Inną drogę pomocy klubowi wybrali kibice Miedzi Legnica. Miedź sprzedała bardzo dużo biletów na mecze ze Stalą Mielec (ligowy) oraz Legią Warszawa (Totolotek Puchar Polski), a kiedy okazało się, że te starcia nie odbędą się, fani rozpowszechnili wśród siebie informację, aby nie domagać się zwrotu od klubu. – Udowodnili nie pierwszy już raz, że nas wspierają i dają świadectwo tego, że zawsze można na nich liczyć, także w tym trudnym dla wszystkich czasie – mówi rzecznik prasowy Miedzi Tomasz Brusiło.
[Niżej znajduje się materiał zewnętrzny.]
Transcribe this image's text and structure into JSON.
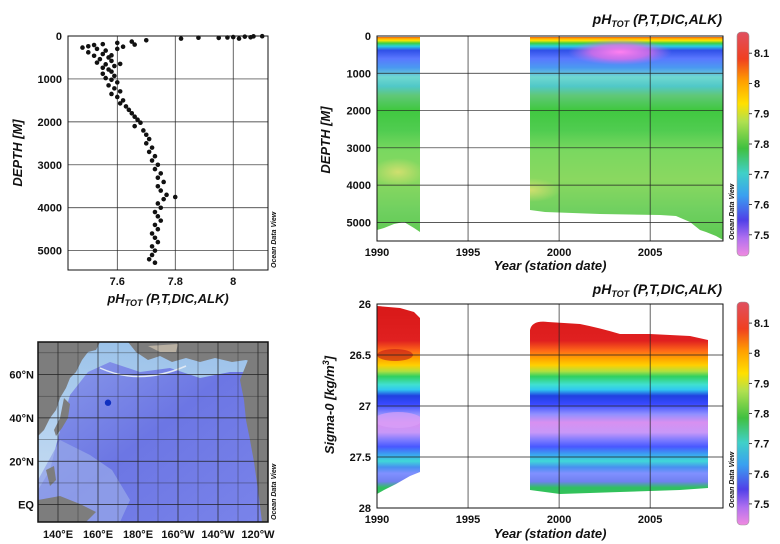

Sport łączy w chwilach trudnej próby
W tym wyjątkowym okresie kibice czują jeszcze większą chęć pomocy, stąd tak ich pozytywny odzew na akcje proklubowe. – Może niekoniecznie da się to zjawisko zdefiniować jednym słowem, czy odnieść do konkretnego pojęcia psychologicznego, natomiast to wszystko pokazuje jak mocno kibice identyfikują się ze swoim klubem. Okazuje się, że w sytuacjach wymagających proces identyfikacji z zespołem bywa na tyle silny, że kibice są w stanie zjednoczyć siły. Poczucie wspólnoty przejawia się właśnie w postaci różnego rodzaju akcji, których są inicjatorami. Społeczna funkcja sportu i wszystkie procesy związane z kibicowaniem ujawniają się w takich szczególnych momentach – mówi Łączy Nas Piłka psycholog sportowy Daria Abramowicz.
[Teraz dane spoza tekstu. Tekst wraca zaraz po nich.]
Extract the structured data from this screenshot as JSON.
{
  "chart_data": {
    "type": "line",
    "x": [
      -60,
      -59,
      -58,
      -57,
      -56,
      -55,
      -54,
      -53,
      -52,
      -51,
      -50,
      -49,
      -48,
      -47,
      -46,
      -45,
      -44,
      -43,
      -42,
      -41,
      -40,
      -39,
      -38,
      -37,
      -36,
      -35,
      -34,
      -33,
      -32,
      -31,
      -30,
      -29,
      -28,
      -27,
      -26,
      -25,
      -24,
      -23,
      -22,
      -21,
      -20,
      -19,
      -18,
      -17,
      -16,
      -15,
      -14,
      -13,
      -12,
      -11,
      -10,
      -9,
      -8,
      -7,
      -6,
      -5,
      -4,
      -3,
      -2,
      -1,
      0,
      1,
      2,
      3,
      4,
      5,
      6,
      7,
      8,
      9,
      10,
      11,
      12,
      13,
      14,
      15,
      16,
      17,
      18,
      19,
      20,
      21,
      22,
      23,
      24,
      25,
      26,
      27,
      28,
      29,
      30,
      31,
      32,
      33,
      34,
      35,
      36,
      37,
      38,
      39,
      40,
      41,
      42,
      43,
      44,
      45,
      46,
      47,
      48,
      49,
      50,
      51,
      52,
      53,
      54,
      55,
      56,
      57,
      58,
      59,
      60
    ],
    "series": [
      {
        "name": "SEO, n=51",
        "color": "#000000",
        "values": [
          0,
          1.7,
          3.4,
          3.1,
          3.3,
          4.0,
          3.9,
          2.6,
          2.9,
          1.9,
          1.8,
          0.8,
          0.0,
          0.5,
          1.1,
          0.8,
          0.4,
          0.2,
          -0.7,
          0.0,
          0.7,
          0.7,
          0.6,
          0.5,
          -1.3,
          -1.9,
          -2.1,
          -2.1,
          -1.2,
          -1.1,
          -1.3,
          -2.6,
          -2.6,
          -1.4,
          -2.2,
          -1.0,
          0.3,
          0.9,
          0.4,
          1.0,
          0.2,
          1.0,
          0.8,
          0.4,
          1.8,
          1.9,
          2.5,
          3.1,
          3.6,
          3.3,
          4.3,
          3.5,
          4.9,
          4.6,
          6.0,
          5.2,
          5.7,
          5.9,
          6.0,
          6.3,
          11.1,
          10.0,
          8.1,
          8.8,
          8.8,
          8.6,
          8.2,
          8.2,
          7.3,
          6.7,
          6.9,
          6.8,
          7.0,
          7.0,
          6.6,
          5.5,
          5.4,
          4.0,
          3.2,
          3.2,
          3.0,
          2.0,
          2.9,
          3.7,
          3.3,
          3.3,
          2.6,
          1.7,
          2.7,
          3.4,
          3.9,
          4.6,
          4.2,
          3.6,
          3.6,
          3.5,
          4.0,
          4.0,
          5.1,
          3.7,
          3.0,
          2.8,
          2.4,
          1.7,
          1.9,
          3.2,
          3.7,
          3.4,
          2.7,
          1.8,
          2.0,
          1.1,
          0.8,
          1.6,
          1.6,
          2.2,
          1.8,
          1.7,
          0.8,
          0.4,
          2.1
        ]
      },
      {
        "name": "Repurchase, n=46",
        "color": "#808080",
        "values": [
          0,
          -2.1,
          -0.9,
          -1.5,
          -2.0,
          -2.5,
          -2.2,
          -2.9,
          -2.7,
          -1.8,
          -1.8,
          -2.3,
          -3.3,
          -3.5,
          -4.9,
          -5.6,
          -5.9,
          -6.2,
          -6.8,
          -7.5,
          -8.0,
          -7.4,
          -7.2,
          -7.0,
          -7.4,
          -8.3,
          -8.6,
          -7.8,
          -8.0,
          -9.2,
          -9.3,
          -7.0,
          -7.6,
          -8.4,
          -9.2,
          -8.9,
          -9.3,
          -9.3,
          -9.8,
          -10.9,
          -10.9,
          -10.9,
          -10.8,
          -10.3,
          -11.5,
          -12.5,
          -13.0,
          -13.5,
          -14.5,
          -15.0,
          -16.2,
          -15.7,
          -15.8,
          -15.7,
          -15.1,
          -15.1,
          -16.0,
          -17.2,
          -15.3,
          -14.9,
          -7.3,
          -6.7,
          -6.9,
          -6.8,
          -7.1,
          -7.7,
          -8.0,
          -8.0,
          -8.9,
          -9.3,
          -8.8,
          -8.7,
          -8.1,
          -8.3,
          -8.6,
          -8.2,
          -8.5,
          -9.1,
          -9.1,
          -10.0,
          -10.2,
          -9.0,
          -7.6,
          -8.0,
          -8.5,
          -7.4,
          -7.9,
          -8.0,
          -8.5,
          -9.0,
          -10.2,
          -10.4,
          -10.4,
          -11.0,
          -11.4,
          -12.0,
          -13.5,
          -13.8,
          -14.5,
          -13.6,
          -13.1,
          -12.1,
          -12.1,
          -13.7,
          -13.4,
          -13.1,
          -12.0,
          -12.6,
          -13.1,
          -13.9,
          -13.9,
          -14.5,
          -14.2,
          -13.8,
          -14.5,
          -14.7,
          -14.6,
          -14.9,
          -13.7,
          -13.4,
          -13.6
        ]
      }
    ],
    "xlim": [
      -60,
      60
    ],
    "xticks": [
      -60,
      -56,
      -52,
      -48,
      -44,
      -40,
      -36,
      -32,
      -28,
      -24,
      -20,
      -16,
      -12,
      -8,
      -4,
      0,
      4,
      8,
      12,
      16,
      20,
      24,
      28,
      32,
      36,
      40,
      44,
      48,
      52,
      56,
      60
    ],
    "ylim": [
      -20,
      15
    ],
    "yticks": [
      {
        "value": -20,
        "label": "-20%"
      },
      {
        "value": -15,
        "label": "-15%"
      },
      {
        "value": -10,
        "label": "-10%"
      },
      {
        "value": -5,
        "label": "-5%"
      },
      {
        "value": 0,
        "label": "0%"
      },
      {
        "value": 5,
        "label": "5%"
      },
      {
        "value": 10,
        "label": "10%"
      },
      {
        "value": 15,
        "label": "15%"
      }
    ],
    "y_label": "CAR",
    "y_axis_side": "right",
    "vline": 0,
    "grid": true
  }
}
– Moment, w którym pomoc kibica jest bezinteresowna i wynika z empatii, jest tym cenniejszą inicjatywą i ogromną wartością, którą absolutnie trzeba podkreślać. Patrząc z perspektywy ludzi zarządzających klubami, instytucjami sportowymi, to warto okazać później kibicom wdzięczność za zaangażowanie. I nie mówię o wdzięczności materialnej, a o budowaniu wspólnej, klubowej tożsamości. Choćby forma podziękowań będzie miała dla kibiców dużą wartość. Każde z tych zaangażowań fanów ma swoją wymowę. Tutaj znów przywołam społeczną funkcję sportu. Sport jednoczy wszystkich, kiedy jest potrzeba – podkreśla pani psycholog.